Hello forum members,
This is the first time I am posting regarding this problem,so I hope I am in the correct forum!!

I would like to remove(via software like AVS Video Tools Pro) a small logo(watermark??) in the upper left corner of a music video,but only know how to crop the top half so that eliminates the logo;unfortunately this also eliminates a small percentage of the band area overhead!!

This concert footage is B/W-not color-so I am thinking I would be able to cut,and paste a black segment of the film to superimpose(??I am a newbie in using AV editing software,please remember!!) over the area of the logo,but
I am not too sure how I can accomplish this on this AVI format video,especially since the logo is in the uppper left corner of the video screren for the majority of the video duration!!!

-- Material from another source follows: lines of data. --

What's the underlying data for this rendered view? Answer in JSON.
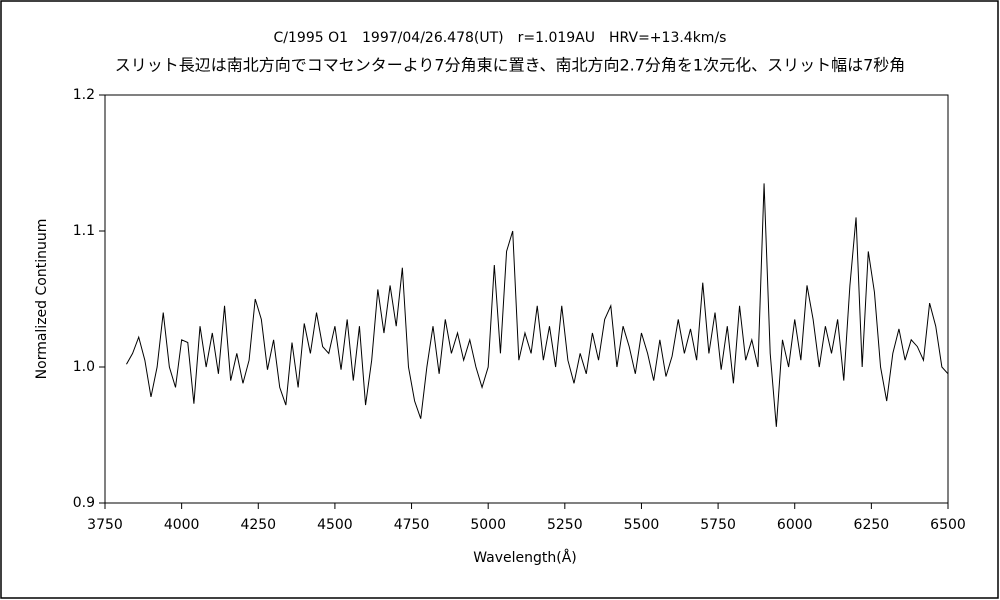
{
  "chart_data": {
    "type": "line",
    "title": "C/1995 O1　1997/04/26.478(UT)　r=1.019AU　HRV=+13.4km/s",
    "subtitle": "スリット長辺は南北方向でコマセンターより7分角東に置き、南北方向2.7分角を1次元化、スリット幅は7秒角",
    "x_label": "Wavelength(Å)",
    "y_label": "Normalized Continuum",
    "xlim": [
      3750,
      6500
    ],
    "xticks": [
      3750,
      4000,
      4250,
      4500,
      4750,
      5000,
      5250,
      5500,
      5750,
      6000,
      6250,
      6500
    ],
    "ylim": [
      0.9,
      1.2
    ],
    "yticks": [
      0.9,
      {
        "value": 1,
        "label": "1.0"
      },
      1.1,
      1.2
    ],
    "x": [
      3820,
      3840,
      3860,
      3880,
      3900,
      3920,
      3940,
      3960,
      3980,
      4000,
      4020,
      4040,
      4060,
      4080,
      4100,
      4120,
      4140,
      4160,
      4180,
      4200,
      4220,
      4240,
      4260,
      4280,
      4300,
      4320,
      4340,
      4360,
      4380,
      4400,
      4420,
      4440,
      4460,
      4480,
      4500,
      4520,
      4540,
      4560,
      4580,
      4600,
      4620,
      4640,
      4660,
      4680,
      4700,
      4720,
      4740,
      4760,
      4780,
      4800,
      4820,
      4840,
      4860,
      4880,
      4900,
      4920,
      4940,
      4960,
      4980,
      5000,
      5020,
      5040,
      5060,
      5080,
      5100,
      5120,
      5140,
      5160,
      5180,
      5200,
      5220,
      5240,
      5260,
      5280,
      5300,
      5320,
      5340,
      5360,
      5380,
      5400,
      5420,
      5440,
      5460,
      5480,
      5500,
      5520,
      5540,
      5560,
      5580,
      5600,
      5620,
      5640,
      5660,
      5680,
      5700,
      5720,
      5740,
      5760,
      5780,
      5800,
      5820,
      5840,
      5860,
      5880,
      5900,
      5920,
      5940,
      5960,
      5980,
      6000,
      6020,
      6040,
      6060,
      6080,
      6100,
      6120,
      6140,
      6160,
      6180,
      6200,
      6220,
      6240,
      6260,
      6280,
      6300,
      6320,
      6340,
      6360,
      6380,
      6400,
      6420,
      6440,
      6460,
      6480,
      6500
    ],
    "series": [
      {
        "color": "#000000",
        "values": [
          1.002,
          1.01,
          1.022,
          1.005,
          0.978,
          1.0,
          1.04,
          1.0,
          0.985,
          1.02,
          1.018,
          0.973,
          1.03,
          1.0,
          1.025,
          0.995,
          1.045,
          0.99,
          1.01,
          0.988,
          1.005,
          1.05,
          1.035,
          0.998,
          1.02,
          0.985,
          0.972,
          1.018,
          0.985,
          1.032,
          1.01,
          1.04,
          1.015,
          1.01,
          1.03,
          0.998,
          1.035,
          0.99,
          1.03,
          0.972,
          1.005,
          1.057,
          1.025,
          1.06,
          1.03,
          1.073,
          1.0,
          0.975,
          0.962,
          1.0,
          1.03,
          0.995,
          1.035,
          1.01,
          1.025,
          1.005,
          1.02,
          1.0,
          0.985,
          1.0,
          1.075,
          1.01,
          1.085,
          1.1,
          1.005,
          1.025,
          1.01,
          1.045,
          1.005,
          1.03,
          1.0,
          1.045,
          1.005,
          0.988,
          1.01,
          0.995,
          1.025,
          1.005,
          1.035,
          1.045,
          1.0,
          1.03,
          1.015,
          0.995,
          1.025,
          1.01,
          0.99,
          1.02,
          0.993,
          1.008,
          1.035,
          1.01,
          1.028,
          1.005,
          1.062,
          1.01,
          1.04,
          0.998,
          1.03,
          0.988,
          1.045,
          1.005,
          1.02,
          1.0,
          1.135,
          1.01,
          0.956,
          1.02,
          1.0,
          1.035,
          1.005,
          1.06,
          1.035,
          1.0,
          1.03,
          1.01,
          1.035,
          0.99,
          1.06,
          1.11,
          1.0,
          1.085,
          1.055,
          1.0,
          0.975,
          1.01,
          1.028,
          1.005,
          1.02,
          1.015,
          1.005,
          1.047,
          1.03,
          1.0,
          0.995
        ]
      }
    ]
  }
}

If anyone knows what I am talking about(removing a trademark,logo or
watermark that is pure white;RGB:255,255,255)regarding using AVS Video Tools to digitally remove(or fade??) the logo that lasts the duration of
the video,I would appreciate tips,links,recommendations,other than use another AV editing software!!

Thanks in advance for a reply!!


----------



## Inactive (Apr 11, 2005)

if the logo is copyright then it shouldn't be removed.


----------



## robo5050 (Jan 17, 2008)

Hello freddihard,

I downloaded this music video from video.google.com,but does not indicate if the logo is copyrighted,or not;the "watermark" or symbol in the upper-left of the video looks like a coordinate graph with "white" fillet in the 1st/3rd quadrants with the Italian words(2):"Rai,Tre"(??) at the "X"-axis ends(update:found that this logo is an Italian broadcast station!!)!?

I think I can live with the logo/symbol since it is fairly small;it doesn't interfere with the viewing of the rare video of Velvet Underground with Nico!!

btw,I could not find any copyright disclaimer at the beginning, or the end of this music video!!:4-dontkno

Thanks for a reply!


----------



## DonaldG (Aug 23, 2007)

> btw,I could not find any copyright disclaimer at the beginning, or the end of this music video!!


Copyright Issues:

A work does not have to be marked copyright in order to be copyright. A copyright symbol, mark or icon is usually there to remind folk that it is copyright.

Generally a 'work' is automatically copyright to the creator. The creator does not have to register it as such anywhere.

Copyright ownership is usually the creator unless a written or verbal contract exists to bestow the copyright to another.

Because a work is available on Internet, does not mean that anyone can just copy it without permission of the copyright holder.

Unless there is a written waiver or other indication that a work is 'public domain' or 'copyright free', it MUST be assumed that *it is copyright*.

In the UK, the copyright to a work exists for 70 years after the creators death. The copyright is deemed part of the creators estate.


----------